Windows 10: Side effects of releasing/renewing IP addresses?
You've apparently missed the point of my posting. I'm not blaming Microsoft of anything. I'm not blaming the security software of anything, either. And I don't have the problem I mentioned or I'd do some experimenting myself.
I saw the report of a problem that didn't make any sense, realized I didn't know what ipconfig /release and /renew actually do, and wanted to undo that ignorance. I've now done some experimentation, gained a little knowledge, and found that my ignorance was even greater than I supposed.
The /release does have a significant side effect. Since it releases the IPv4 addrs (including default gateway and DNS servers) it obviously isolates the PC from the (IPv4) network. Windows reverts to Automatic Private IP Addressing (APIPA) and gives the adapter an addr in the APIPA range - 169.254.0.1 - 169.254.255.254. So even if the PC could communicate with the router it would no longer be on the router's subnet.
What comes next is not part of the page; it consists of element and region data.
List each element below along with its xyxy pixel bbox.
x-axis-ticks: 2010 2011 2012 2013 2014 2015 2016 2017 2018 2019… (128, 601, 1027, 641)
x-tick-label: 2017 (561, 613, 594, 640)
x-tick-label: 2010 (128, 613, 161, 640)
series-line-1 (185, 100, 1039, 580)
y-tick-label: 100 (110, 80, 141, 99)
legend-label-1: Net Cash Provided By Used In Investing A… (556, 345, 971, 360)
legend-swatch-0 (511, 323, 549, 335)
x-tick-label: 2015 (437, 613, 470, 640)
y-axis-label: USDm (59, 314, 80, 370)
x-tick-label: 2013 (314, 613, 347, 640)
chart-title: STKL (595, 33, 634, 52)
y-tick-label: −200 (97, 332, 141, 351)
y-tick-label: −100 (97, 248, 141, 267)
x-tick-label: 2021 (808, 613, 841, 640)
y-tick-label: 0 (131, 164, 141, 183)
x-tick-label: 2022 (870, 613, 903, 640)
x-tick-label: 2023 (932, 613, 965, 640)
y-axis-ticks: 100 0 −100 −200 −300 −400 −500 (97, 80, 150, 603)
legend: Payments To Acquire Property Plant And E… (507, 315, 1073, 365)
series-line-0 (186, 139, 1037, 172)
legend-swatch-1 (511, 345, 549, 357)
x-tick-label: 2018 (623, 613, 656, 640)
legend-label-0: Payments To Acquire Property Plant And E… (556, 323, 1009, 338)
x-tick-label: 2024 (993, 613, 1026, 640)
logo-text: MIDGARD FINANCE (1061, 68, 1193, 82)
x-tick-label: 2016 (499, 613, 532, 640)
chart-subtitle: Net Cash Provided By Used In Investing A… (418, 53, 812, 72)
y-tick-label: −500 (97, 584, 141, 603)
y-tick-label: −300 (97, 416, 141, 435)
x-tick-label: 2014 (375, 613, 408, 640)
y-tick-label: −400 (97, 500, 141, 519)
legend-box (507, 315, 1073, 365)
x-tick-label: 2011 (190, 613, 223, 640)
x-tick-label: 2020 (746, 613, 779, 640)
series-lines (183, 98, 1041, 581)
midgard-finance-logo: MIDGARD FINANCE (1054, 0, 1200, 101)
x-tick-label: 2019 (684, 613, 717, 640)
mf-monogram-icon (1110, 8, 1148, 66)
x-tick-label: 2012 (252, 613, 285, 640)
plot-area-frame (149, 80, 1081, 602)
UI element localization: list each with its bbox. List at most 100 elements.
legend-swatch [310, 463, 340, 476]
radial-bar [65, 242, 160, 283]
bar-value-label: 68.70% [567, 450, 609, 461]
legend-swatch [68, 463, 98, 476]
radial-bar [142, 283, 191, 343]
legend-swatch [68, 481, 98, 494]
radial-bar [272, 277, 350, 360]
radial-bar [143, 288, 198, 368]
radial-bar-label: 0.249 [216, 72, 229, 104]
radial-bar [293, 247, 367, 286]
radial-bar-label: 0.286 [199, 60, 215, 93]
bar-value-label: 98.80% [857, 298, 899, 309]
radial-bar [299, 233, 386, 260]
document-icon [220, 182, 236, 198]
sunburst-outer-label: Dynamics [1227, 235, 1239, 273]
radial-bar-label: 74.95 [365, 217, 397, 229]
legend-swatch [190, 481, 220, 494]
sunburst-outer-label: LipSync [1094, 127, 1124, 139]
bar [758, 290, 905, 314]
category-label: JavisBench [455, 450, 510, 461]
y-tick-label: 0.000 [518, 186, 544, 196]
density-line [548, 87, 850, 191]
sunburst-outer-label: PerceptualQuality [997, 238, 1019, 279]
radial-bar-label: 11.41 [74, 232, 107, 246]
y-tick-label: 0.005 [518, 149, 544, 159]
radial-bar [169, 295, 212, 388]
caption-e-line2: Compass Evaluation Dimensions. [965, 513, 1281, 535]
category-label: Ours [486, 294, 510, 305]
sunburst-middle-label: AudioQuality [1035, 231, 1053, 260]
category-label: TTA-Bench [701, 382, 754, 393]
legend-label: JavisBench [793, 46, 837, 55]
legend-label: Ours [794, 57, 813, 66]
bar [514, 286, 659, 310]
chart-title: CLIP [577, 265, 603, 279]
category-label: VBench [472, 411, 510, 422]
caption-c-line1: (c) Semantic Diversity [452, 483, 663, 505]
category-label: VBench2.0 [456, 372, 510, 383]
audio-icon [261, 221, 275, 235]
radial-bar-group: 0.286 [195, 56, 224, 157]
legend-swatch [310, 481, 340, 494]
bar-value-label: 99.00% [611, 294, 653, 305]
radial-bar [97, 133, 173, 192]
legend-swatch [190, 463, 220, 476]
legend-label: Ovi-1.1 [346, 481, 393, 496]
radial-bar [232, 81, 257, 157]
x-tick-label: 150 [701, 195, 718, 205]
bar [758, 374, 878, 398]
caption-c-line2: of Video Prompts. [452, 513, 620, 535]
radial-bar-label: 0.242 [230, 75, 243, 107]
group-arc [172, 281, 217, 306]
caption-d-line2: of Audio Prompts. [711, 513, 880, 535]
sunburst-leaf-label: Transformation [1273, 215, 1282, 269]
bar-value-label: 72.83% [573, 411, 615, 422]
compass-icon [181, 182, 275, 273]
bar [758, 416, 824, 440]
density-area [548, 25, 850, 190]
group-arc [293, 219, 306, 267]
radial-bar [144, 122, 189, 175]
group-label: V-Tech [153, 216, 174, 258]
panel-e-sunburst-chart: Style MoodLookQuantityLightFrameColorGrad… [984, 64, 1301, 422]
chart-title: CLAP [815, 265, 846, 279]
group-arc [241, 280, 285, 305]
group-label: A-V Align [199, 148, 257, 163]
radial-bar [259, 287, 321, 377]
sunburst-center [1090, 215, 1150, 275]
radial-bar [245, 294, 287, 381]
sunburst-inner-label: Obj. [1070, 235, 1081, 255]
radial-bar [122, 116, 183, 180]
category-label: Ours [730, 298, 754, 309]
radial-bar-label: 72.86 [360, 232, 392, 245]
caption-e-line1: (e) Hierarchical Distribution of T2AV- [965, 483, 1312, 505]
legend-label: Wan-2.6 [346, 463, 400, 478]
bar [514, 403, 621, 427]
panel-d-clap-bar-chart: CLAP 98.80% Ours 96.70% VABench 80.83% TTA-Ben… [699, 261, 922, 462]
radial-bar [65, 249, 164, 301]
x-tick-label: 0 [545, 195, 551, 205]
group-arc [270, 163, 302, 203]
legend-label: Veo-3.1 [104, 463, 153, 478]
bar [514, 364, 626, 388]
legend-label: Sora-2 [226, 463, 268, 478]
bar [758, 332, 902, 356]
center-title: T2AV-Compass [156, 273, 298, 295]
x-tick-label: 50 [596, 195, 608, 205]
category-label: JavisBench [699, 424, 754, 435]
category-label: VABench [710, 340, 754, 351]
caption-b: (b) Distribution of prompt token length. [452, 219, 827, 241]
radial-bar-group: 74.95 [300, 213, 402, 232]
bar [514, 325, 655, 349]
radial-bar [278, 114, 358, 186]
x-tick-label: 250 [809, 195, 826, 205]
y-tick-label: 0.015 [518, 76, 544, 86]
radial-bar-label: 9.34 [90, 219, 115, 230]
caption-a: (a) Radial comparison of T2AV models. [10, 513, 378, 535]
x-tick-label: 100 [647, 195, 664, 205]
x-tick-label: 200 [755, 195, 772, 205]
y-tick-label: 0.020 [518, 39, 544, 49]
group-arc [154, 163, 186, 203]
This all goes back to normal with the /renew. (I expected Windows to start using a "public" network profile, but it does not.)
The IPv6 addrs were not effected by any of this. Surprisingly, they were also not effected by /release6, but ISATAP tunneling shut down. Ipconfig /renew6 hung for a long time, and didn't seem to do anything except find an IPv6 DNS server ... and caused a complaint from the Teredo tunneling service.
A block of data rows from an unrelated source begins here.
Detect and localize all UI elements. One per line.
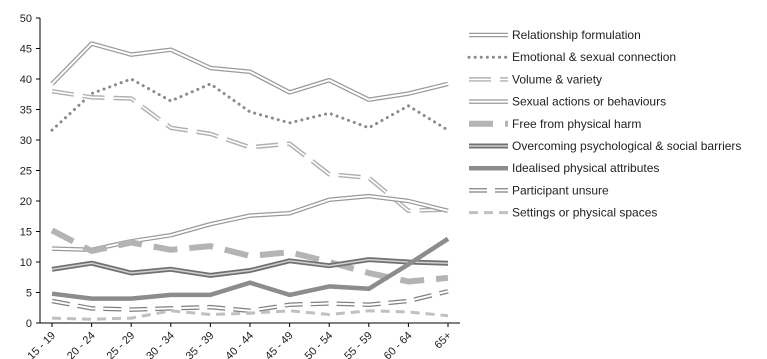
- y-tick-label: 15: [20, 227, 32, 239]
- series-line: [51, 90, 449, 212]
- data-point: [407, 311, 410, 314]
- data-point: [288, 309, 291, 312]
- y-tick-label: 5: [26, 288, 32, 300]
- x-tick-label: 40 - 44: [223, 330, 256, 359]
- series-line: [51, 289, 449, 314]
- data-point: [447, 129, 450, 132]
- x-tick-label: 30 - 34: [144, 330, 177, 359]
- y-tick-label: 35: [20, 105, 32, 117]
- y-tick-label: 0: [26, 318, 32, 330]
- legend-label: Settings or physical spaces: [512, 206, 657, 220]
- legend-label: Free from physical harm: [512, 117, 641, 131]
- legend-label: Relationship formulation: [512, 28, 641, 42]
- legend-item: Relationship formulation: [469, 28, 641, 42]
- legend-item: Overcoming psychological & social barrie…: [469, 139, 741, 153]
- series-line: [51, 236, 450, 301]
- x-tick-label: 20 - 24: [65, 330, 98, 359]
- data-point: [407, 300, 410, 303]
- legend-label: Participant unsure: [512, 183, 609, 197]
- y-tick-label: 50: [20, 13, 32, 25]
- y-tick-label: 10: [20, 257, 32, 269]
- y-tick-label: 40: [20, 74, 32, 86]
- series-7: [51, 289, 449, 314]
- x-tick-label: 25 - 29: [105, 330, 138, 359]
- legend-label: Emotional & sexual connection: [512, 50, 676, 64]
- data-point: [288, 251, 291, 254]
- series-line: [51, 88, 449, 214]
- legend-label: Overcoming psychological & social barrie…: [512, 139, 741, 153]
- x-tick-label: 35 - 39: [184, 330, 217, 359]
- legend-label: Volume & variety: [512, 72, 602, 86]
- x-tick-label: 50 - 54: [303, 330, 336, 359]
- series-2: [51, 88, 449, 214]
- series-line: [51, 193, 449, 253]
- series-layer: [50, 41, 450, 321]
- series-line: [51, 258, 449, 277]
- series-line: [51, 290, 449, 312]
- series-line: [50, 77, 450, 132]
- y-tick-label: 30: [20, 135, 32, 147]
- series-3: [51, 193, 449, 253]
- y-tick-label: 20: [20, 196, 32, 208]
- series-1: [50, 77, 450, 132]
- x-tick-label: 65+: [432, 330, 454, 352]
- x-tick-label: 55 - 59: [342, 330, 375, 359]
- series-0: [50, 41, 449, 102]
- series-line: [50, 227, 449, 285]
- series-line: [51, 42, 449, 101]
- series-4: [50, 227, 449, 285]
- legend-item: Volume & variety: [469, 72, 602, 86]
- legend-item: Sexual actions or behaviours: [469, 95, 666, 109]
- legend-label: Idealised physical attributes: [512, 161, 659, 175]
- legend-item: Participant unsure: [469, 183, 609, 197]
- data-point: [249, 146, 252, 149]
- legend-item: Emotional & sexual connection: [467, 50, 676, 64]
- series-6: [51, 236, 450, 301]
- x-tick-label: 15 - 19: [25, 330, 58, 359]
- x-tick-label: 45 - 49: [263, 330, 296, 359]
- legend-item: Idealised physical attributes: [469, 161, 659, 175]
- y-tick-label: 45: [20, 44, 32, 56]
- series-line: [51, 195, 449, 251]
- series-line: [51, 309, 449, 321]
- y-tick-label: 25: [20, 166, 32, 178]
- chart-legend: Relationship formulation Emotional & sexu…: [467, 28, 741, 220]
- series-5: [51, 257, 449, 278]
- x-tick-label: 60 - 64: [382, 330, 415, 359]
- legend-item: Free from physical harm: [469, 117, 641, 131]
- data-point: [249, 255, 252, 258]
- data-point: [328, 261, 331, 264]
- series-8: [51, 309, 449, 321]
- legend-item: Settings or physical spaces: [469, 206, 657, 220]
- legend-label: Sexual actions or behaviours: [512, 95, 666, 109]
This probably makes sence to someone that really understands IPv6, but that's not me.
Thank you. Our postings overlapped. I believe the DHCP server in my router reserves the IP addrs for (at least) the length of their lease - 24 hours. So if I disconnect and reconnect within 24 hours it will give the same address.
Normally there should be no ill effects from releasing and renewing an IP address. Network communication is inherently unreliable and properly designed software will handle any temporary disruptions this may cause.
Retired from the grind
Again the only one missing the point here is you. So what is this widely known Security Software, that there are only about 20 or so different Security suites out there and none of them have anything to do with Windows, same as Windows has nothing to do with them. Also a 169 IP just means that the Ethernet NIC did not get a real IP and still has nothing to do with Windows or some unclaimed Security software.
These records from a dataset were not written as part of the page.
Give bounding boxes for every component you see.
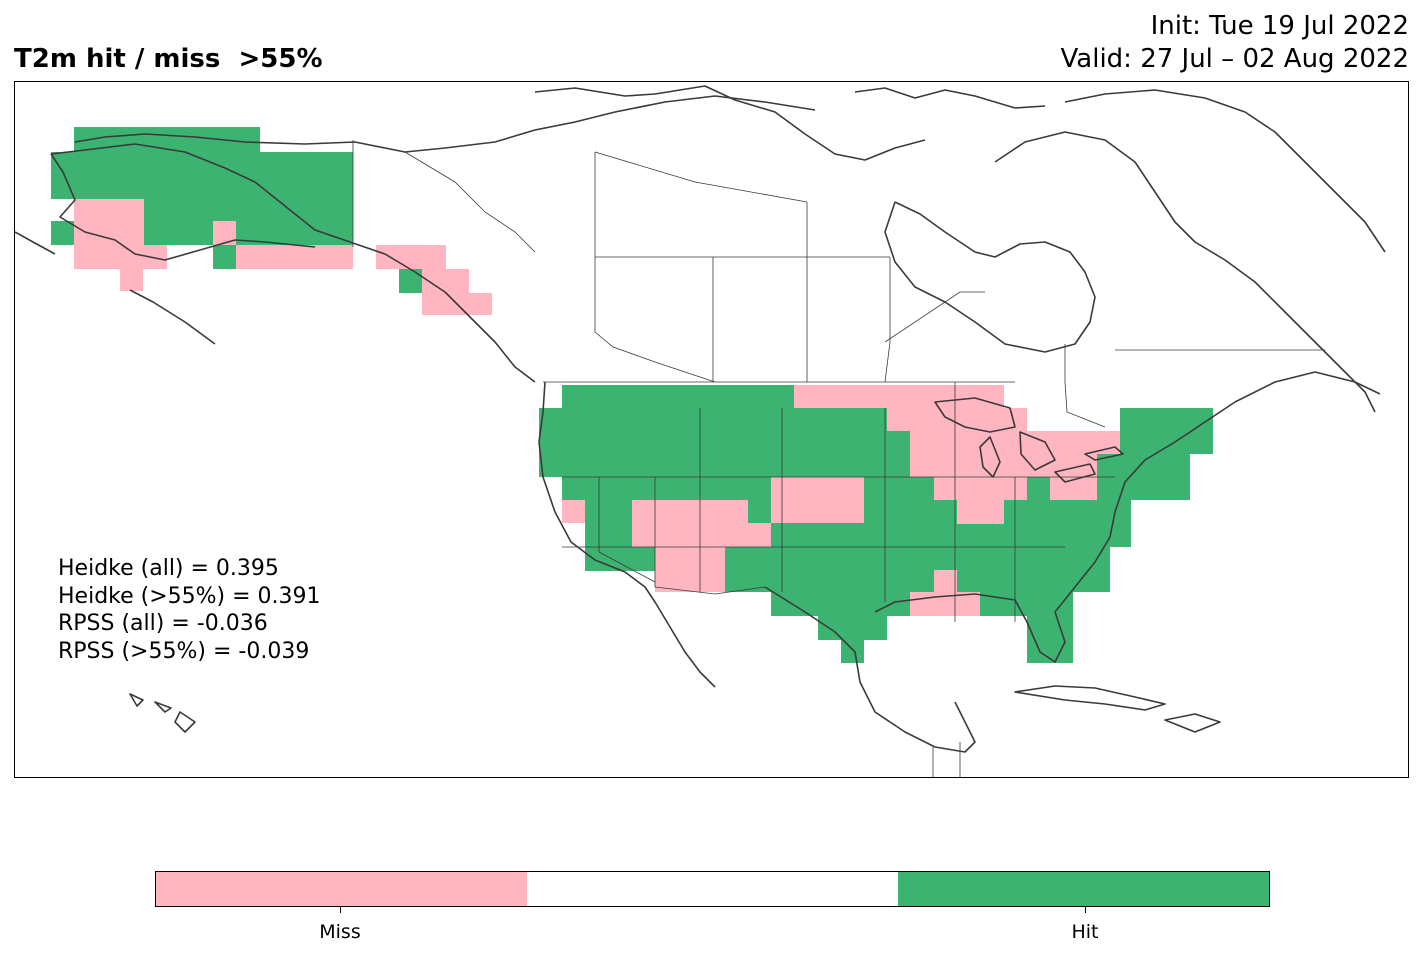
rpss-all: RPSS (all) = -0.036 <box>58 611 268 636</box>
hit-cell <box>213 245 236 269</box>
hit-cell <box>887 431 910 477</box>
miss-cell <box>771 477 864 523</box>
miss-cell <box>376 245 446 269</box>
hit-cell <box>51 221 74 245</box>
hit-tick <box>1085 907 1086 913</box>
miss-label: Miss <box>319 921 361 943</box>
miss-cell <box>562 500 585 523</box>
hit-label: Hit <box>1071 921 1099 943</box>
map-title: T2m hit / miss >55% <box>14 44 323 74</box>
miss-cell <box>887 408 1027 431</box>
miss-swatch <box>156 872 527 906</box>
date-block: Init: Tue 19 Jul 2022 Valid: 27 Jul – 02… <box>1061 10 1409 76</box>
miss-cell <box>934 570 957 592</box>
hit-cell <box>585 547 655 571</box>
hit-swatch <box>898 872 1269 906</box>
hit-cell <box>51 152 353 199</box>
miss-cell <box>213 221 236 245</box>
valid-range: Valid: 27 Jul – 02 Aug 2022 <box>1060 44 1409 74</box>
coastlines <box>15 85 1386 753</box>
rpss-55: RPSS (>55%) = -0.039 <box>58 638 310 664</box>
hit-cell <box>144 199 353 245</box>
hit-cell <box>539 408 887 477</box>
miss-cell <box>794 385 1004 408</box>
miss-cell <box>655 547 725 592</box>
heidke-all: Heidke (all) = 0.395 <box>58 556 279 581</box>
init-date: Init: Tue 19 Jul 2022 <box>1150 11 1409 41</box>
hit-cell <box>399 269 422 293</box>
map-panel: Heidke (all) = 0.395 Heidke (>55%) = 0.3… <box>14 81 1409 778</box>
hit-cell <box>841 640 864 663</box>
neutral-swatch <box>527 872 898 906</box>
hit-cell <box>910 477 934 500</box>
miss-cell <box>1050 477 1097 500</box>
verification-cells <box>51 127 1213 663</box>
miss-cell <box>957 500 1004 524</box>
hit-cell <box>725 547 1110 592</box>
miss-cell <box>725 523 771 547</box>
miss-cell <box>236 245 353 269</box>
skill-scores: Heidke (all) = 0.395 Heidke (>55%) = 0.3… <box>58 555 321 665</box>
hit-cell <box>562 385 794 408</box>
north-america-map <box>15 85 1386 777</box>
legend-colorbar <box>155 871 1270 907</box>
miss-cell <box>120 269 143 291</box>
heidke-55: Heidke (>55%) = 0.391 <box>58 583 321 609</box>
miss-tick <box>340 907 341 913</box>
borders <box>352 140 1325 777</box>
hit-cell <box>980 592 1073 616</box>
The fact remains that you are being so cryptic about your original post, we can all take it that you just wanted to raise your post count for no reason at all.
Retired from the grind
All modern day Gateways reserve a lease up to 24 hours, unless your either do a hard reset or reboot it. Some even go as far as reserving them longer if the MAC ID of the device matches a IP in IPTables that was used up to 30 days prior.